若保持该选项为 False,文档信息仍会从 index_struct 中移除,这将导致该文档对索引实质上不可见。
print("Number of newly inserted/refreshed docs: ", sum(refreshed_docs))
Number of newly inserted/refreshed docs: 15
有趣的是,我们有13份新文档,但却刷新了15份文档。是否有人编辑了他们的消息?还是在讨论串中添加了更多文字?让我们一探究竟
print(refreshed_docs[-25:])
[False, True, False, False, True, False, False, False, False, False, False, False, True, True, True, True, True, True, True, True, True, True, True, True, True]
new_documents[-21]
Document(id_='1110938122902048809', embedding=None, weight=1.0, metadata={'date': '2023-05-24T14:31:28.732+00:00'}, excluded_embed_metadata_keys=[], excluded_llm_metadata_keys=[], relationships={}, hash='36d308d1d2d1aa5cbfdb2f7d64709644a68805ec22a6053943f985084eec340e', text='Siddhant Saurabh:\nhey facing error\n```\n*error_trace: Traceback (most recent call last):\n File "/app/src/chatbot/query_gpt.py", line 248, in get_answer\n context_answer = self.call_pinecone_index(request)\n File "/app/src/chatbot/query_gpt.py", line 229, in call_pinecone_index\n self.source.append(format_cited_source(source_node.doc_id))\n File "/usr/local/lib/python3.8/site-packages/llama_index/data_structs/node.py", line 172, in doc_id\n return self.node.ref_doc_id\n File "/usr/local/lib/python3.8/site-packages/llama_index/data_structs/node.py", line 87, in ref_doc_id\n return self.relationships.get(DocumentRelationship.SOURCE, None)\nAttributeError: \'Field\' object has no attribute \'get\'\n```\nwith latest llama_index 0.6.9\n@Logan M @jerryjliu98 @ravitheja\nLogan M:\nHow are you inserting nodes/documents?

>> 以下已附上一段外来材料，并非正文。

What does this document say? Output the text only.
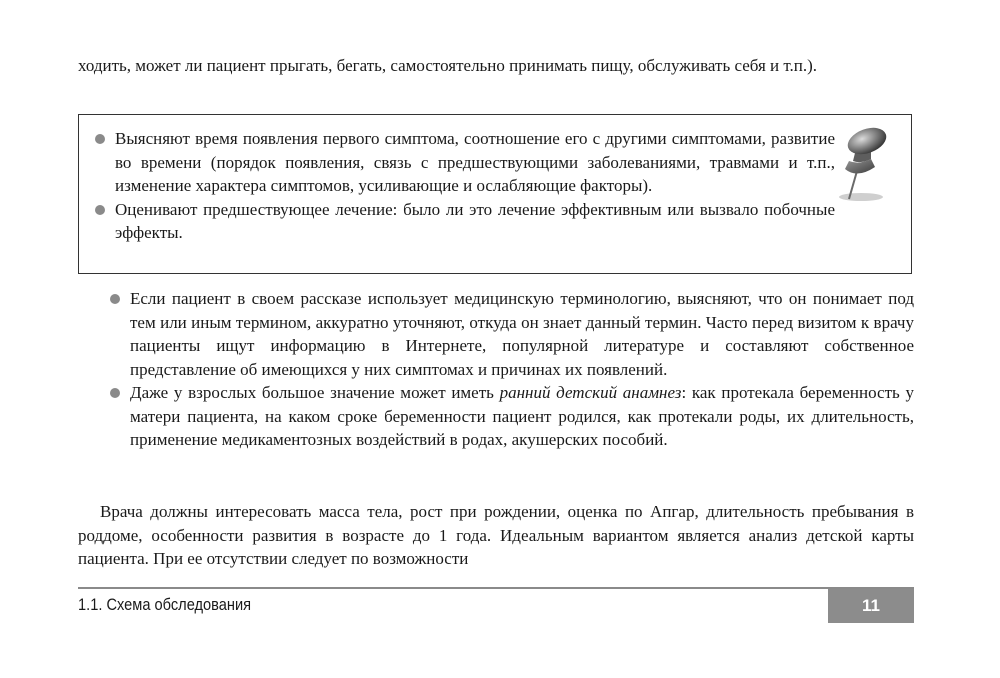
ходить, может ли пациент прыгать, бегать, самостоятельно принимать пищу, обслуживать себя и т.п.).

Выясняют время появления первого симптома, соотношение его с другими симптомами, развитие во времени (порядок появления, связь с предшествующими заболеваниями, травмами и т.п., изменение характера симптомов, усиливающие и ослабляющие факторы).
Оценивают предшествующее лечение: было ли это лечение эффективным или вызвало побочные эффекты.
Если пациент в своем рассказе использует медицинскую терминологию, выясняют, что он понимает под тем или иным термином, аккуратно уточняют, откуда он знает данный термин. Часто перед визитом к врачу пациенты ищут информацию в Интернете, популярной литературе и составляют собственное представление об имеющихся у них симптомах и причинах их появлений.
Даже у взрослых большое значение может иметь ранний детский анамнез: как протекала беременность у матери пациента, на каком сроке беременности пациент родился, как протекали роды, их длительность, применение медикаментозных воздействий в родах, акушерских пособий.

Врача должны интересовать масса тела, рост при рождении, оценка по Апгар, длительность пребывания в роддоме, особенности развития в возрасте до 1 года. Идеальным вариантом является анализ детской карты пациента. При ее отсутствии следует по возможности

1.1. Схема обследования	11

That attribute on the node should be set automatically usually\nSiddhant Saurabh:\nI think this happened because of the error mentioned by me here https://discord.com/channels/1059199217496772688/1106229492369850468/1108453477081948280\nI think we need to re-preprocessing for such nodes, right?\n', start_char_idx=None, end_char_idx=None, text_template='{metadata_str}\n\n{content}', metadata_template='{key}: {value}', metadata_seperator='\n')
documents[-8]
Document(id_='1110938122902048809', embedding=None, weight=1.0, metadata={'date': '2023-05-24T14:31:28.732+00:00'}, excluded_embed_metadata_keys=[], excluded_llm_metadata_keys=[], relationships={}, hash='c995c43873440a9d0263de70fff664269ec70d751c6e8245b290882ec5b656a1', text='Siddhant Saurabh:\nhey facing error\n```\n*error_trace: Traceback (most recent call last):\n File "/app/src/chatbot/query_gpt.py", line 248, in get_answer\n context_answer = self.call_pinecone_index(request)\n File "/app/src/chatbot/query_gpt.py", line 229, in call_pinecone_index\n self.source.append(format_cited_source(source_node.doc_id))\n File "/usr/local/lib/python3.8/site-packages/llama_index/data_structs/node.py", line 172, in doc_id\n return self.node.ref_doc_id\n File "/usr/local/lib/python3.8/site-packages/llama_index/data_structs/node.py", line 87, in ref_doc_id\n return self.relationships.get(DocumentRelationship.SOURCE, None)\nAttributeError: \'Field\' object has no attribute \'get\'\n```\nwith latest llama_index 0.6.9\n@Logan M @jerryjliu98 @ravitheja\nLogan M:\nHow are you inserting nodes/documents? That attribute on the node should be set automatically usually\n', start_char_idx=None, end_char_idx=None, text_template='{metadata_str}\n\n{content}', metadata_template='{key}: {value}', metadata_seperator='\n')
很好!较新的文档中包含消息更多的对话线程。如你所见,refresh() 能够检测到这一点,并自动用更新后的文本替换了旧线程。